The thick limestone beds which were gradually accumulated over the sea floor show that the water was clear and fairly destitute of material derived from the land. That these marine conditions were permanent for a long time is shown by the thickness of the Carboniferous Limestone, which in the neighbourhood of Clitheroe has been estimated at over 3,000 feet, without the base being seen. The waters of the carboniferous sea were tenanted with an abundant marine fauna, crinoids and corals predominating, the former to such an extent that great thicknesses of rock were built up almost entirely of the broken-up and commingled stems. Limestones of this character are well seen in the neighbourhood of Clitheroe, Whalley, and Whitewell, and also at the Salt Hill quarries. The corals grew either singly or in colonies, the latter often covering large areas with a thick layer of one species only. This was especially the case with forms like Lithostrotion, Syringopora, etc.

Brachiopods and pelecypods were well represented, and abundant evidence is furnished of shark-like fishes by the presence of teeth, spines, and scales. The boundaries of the Carboniferous sea are indicated by the intercalation of beds of mud and sand around the edges of the massive limestone, and by a thinning of the latter. It is by the careful mapping of these estuarine and littoral deposits that it has been possible to determine the main outlines of the sea area.

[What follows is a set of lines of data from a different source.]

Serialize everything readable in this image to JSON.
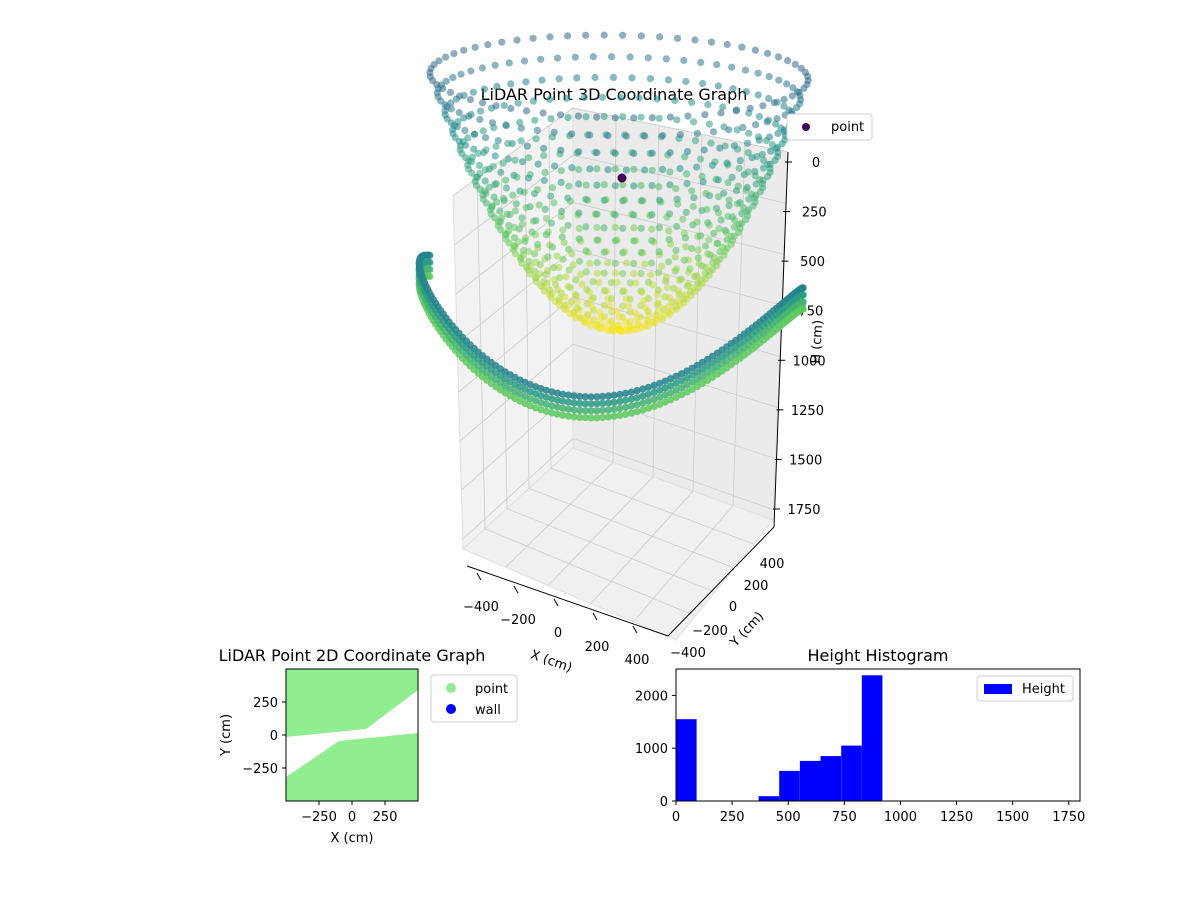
{
  "chart_data": [
    {
      "type": "scatter3d",
      "title": "LiDAR Point 3D Coordinate Graph",
      "xlabel": "X (cm)",
      "ylabel": "Y (cm)",
      "zlabel": "H (cm)",
      "xlim": [
        -500,
        500
      ],
      "ylim": [
        -500,
        500
      ],
      "zlim": [
        1800,
        0
      ],
      "x_ticks": [
        "−400",
        "−200",
        "0",
        "200",
        "400"
      ],
      "y_ticks": [
        "−400",
        "−200",
        "0",
        "200",
        "400"
      ],
      "z_ticks": [
        "0",
        "250",
        "500",
        "750",
        "1000",
        "1250",
        "1500",
        "1750"
      ],
      "legend": [
        "point"
      ],
      "legend_placement": "top-right",
      "colormap": "viridis",
      "grid": true,
      "surface": {
        "rim_height": 250,
        "center_height": 900,
        "radius": 450,
        "outer_band_height": 1000
      },
      "colors": {
        "legend_marker": "#440154"
      }
    },
    {
      "type": "scatter",
      "title": "LiDAR Point 2D Coordinate Graph",
      "xlabel": "X (cm)",
      "ylabel": "Y (cm)",
      "xlim": [
        -500,
        500
      ],
      "ylim": [
        -500,
        500
      ],
      "x_ticks": [
        "−250",
        "0",
        "250"
      ],
      "y_ticks": [
        "250",
        "0",
        "−250"
      ],
      "legend_placement": "right",
      "series": [
        {
          "name": "point",
          "color": "#90ee90"
        },
        {
          "name": "wall",
          "color": "#0000ff"
        }
      ]
    },
    {
      "type": "bar",
      "title": "Height Histogram",
      "xlabel": "",
      "ylabel": "",
      "xlim": [
        0,
        1800
      ],
      "ylim": [
        0,
        2500
      ],
      "x_ticks": [
        "0",
        "250",
        "500",
        "750",
        "1000",
        "1250",
        "1500",
        "1750"
      ],
      "y_ticks": [
        "0",
        "1000",
        "2000"
      ],
      "legend": [
        "Height"
      ],
      "legend_placement": "top-right",
      "color": "#0000ff",
      "bin_width": 92,
      "bins": [
        {
          "x0": 0,
          "value": 1550
        },
        {
          "x0": 92,
          "value": 0
        },
        {
          "x0": 184,
          "value": 0
        },
        {
          "x0": 276,
          "value": 0
        },
        {
          "x0": 368,
          "value": 90
        },
        {
          "x0": 460,
          "value": 570
        },
        {
          "x0": 552,
          "value": 760
        },
        {
          "x0": 644,
          "value": 850
        },
        {
          "x0": 736,
          "value": 1050
        },
        {
          "x0": 828,
          "value": 2380
        }
      ]
    }
  ]
}
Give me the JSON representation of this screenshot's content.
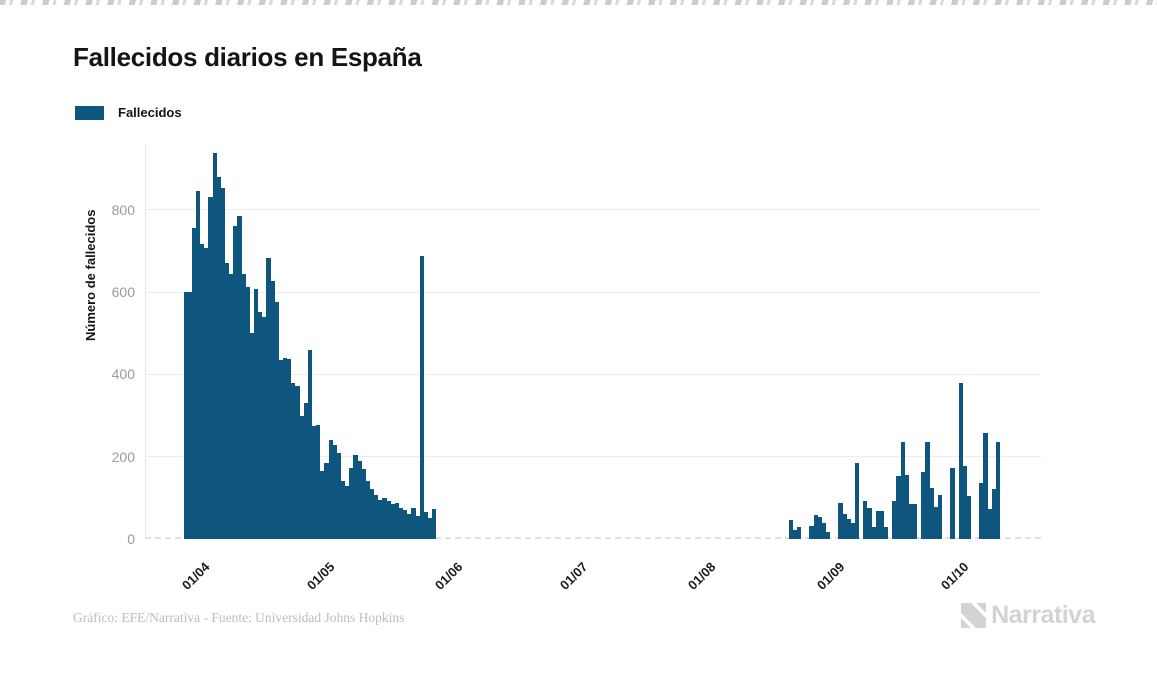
{
  "title": "Fallecidos diarios en España",
  "legend": {
    "label": "Fallecidos",
    "color": "#0F567E"
  },
  "y_axis": {
    "label": "Número de fallecidos",
    "ticks": [
      0,
      200,
      400,
      600,
      800
    ]
  },
  "footer": {
    "credit": "Gráfico: EFE/Narrativa - Fuente: Universidad Johns Hopkins",
    "brand": "Narrativa"
  },
  "chart_data": {
    "type": "bar",
    "title": "Fallecidos diarios en España",
    "series_name": "Fallecidos",
    "xlabel": "",
    "ylabel": "Número de fallecidos",
    "ylim": [
      0,
      960
    ],
    "grid": "horizontal",
    "legend_position": "top-left",
    "bar_color": "#0F567E",
    "start_date": "26/03",
    "date_format": "dd/mm",
    "x_tick_labels": [
      "01/04",
      "01/05",
      "01/06",
      "01/07",
      "01/08",
      "01/09",
      "01/10"
    ],
    "x_tick_day_indices": [
      6,
      36,
      67,
      97,
      128,
      159,
      189
    ],
    "values": [
      600,
      600,
      755,
      845,
      717,
      707,
      830,
      937,
      879,
      854,
      670,
      645,
      760,
      785,
      643,
      613,
      500,
      608,
      552,
      540,
      683,
      626,
      577,
      435,
      440,
      438,
      380,
      373,
      300,
      330,
      460,
      275,
      278,
      165,
      185,
      240,
      228,
      210,
      142,
      128,
      172,
      204,
      190,
      170,
      140,
      122,
      108,
      95,
      100,
      92,
      85,
      88,
      75,
      70,
      62,
      75,
      56,
      688,
      66,
      52,
      74,
      0,
      0,
      0,
      0,
      0,
      0,
      0,
      0,
      0,
      0,
      0,
      0,
      0,
      0,
      0,
      0,
      0,
      0,
      0,
      0,
      0,
      0,
      0,
      0,
      0,
      0,
      0,
      0,
      0,
      0,
      0,
      0,
      0,
      0,
      0,
      0,
      0,
      0,
      0,
      0,
      0,
      0,
      0,
      0,
      0,
      0,
      0,
      0,
      0,
      0,
      0,
      0,
      0,
      0,
      0,
      0,
      0,
      0,
      0,
      0,
      0,
      0,
      0,
      0,
      0,
      0,
      0,
      0,
      0,
      0,
      0,
      0,
      0,
      0,
      0,
      0,
      0,
      0,
      0,
      0,
      0,
      0,
      0,
      0,
      0,
      46,
      22,
      28,
      0,
      0,
      32,
      58,
      53,
      39,
      18,
      0,
      0,
      87,
      60,
      49,
      40,
      185,
      0,
      92,
      76,
      29,
      68,
      68,
      29,
      0,
      93,
      152,
      236,
      156,
      86,
      86,
      0,
      162,
      236,
      123,
      78,
      107,
      0,
      0,
      173,
      0,
      378,
      177,
      105,
      0,
      0,
      136,
      258,
      72,
      121,
      236,
      0,
      0,
      0
    ]
  }
}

The formation of the thick limestone gradually began to fill up the sea-floor, and the materials brought to the sea margin by rivers, or derived from the eroded coastlines of the land, were carried farther and farther out until muddy and detrital deposits extended over the greater part of the sea-floor, and the formation of the Pendleside Group ('Yoredale Series')[1] began. The filling up still continued until large areas of the sea were cut off wholly or partially from the rest, and by the constant discharge into these of river waters marine conditions gave place to brackish, and the latter to fresh water, until, by the accumulation of sand and silt, the Millstone Grit Series was formed. At times, shallowing of the enclosed areas proceeded so far that vegetation extended from the land over the muds and sands, so giving rise to the thin coal seams occasionally found in the Millstone Grits. Subsidence still continued, but irregularly, so that a prolonged period of rest resulted in some lagoons becoming filled up and overgrown by coal forests, whilst very slow subsidence, and the continuance of shallow conditions, permitted the deposition of inshore materials, such as coarse sands, to be overlaid in turn by fine muds, when a greater subsidence caused the shore line to recede, and only finer water-borne material to be carried so far out. In this way arose the alternation of sandstones, grits, shales, and coals which make up the Lower Coal Measures.

The same process of subsidence followed by periods of rest brought about the formation of the Middle Coal Measures, only in this case, the land-derived waste was mainly deposited in the form of fine mud, probably owing to the general level of the land from which it was derived being so low that only the finer material could be carried in suspension by rivers. The existence of a low

  1. The name 'Pendleside Group' is here used in preference to 'Yoredale Series,' as the latter division at the typical locality in Wensleydale is considered to be on a lower horizon and equivalent to the upper portion of the Carboniferous Limestone. Hind and Howe, Quart. Journ. Geol. Soc. 1901, lvii. 376.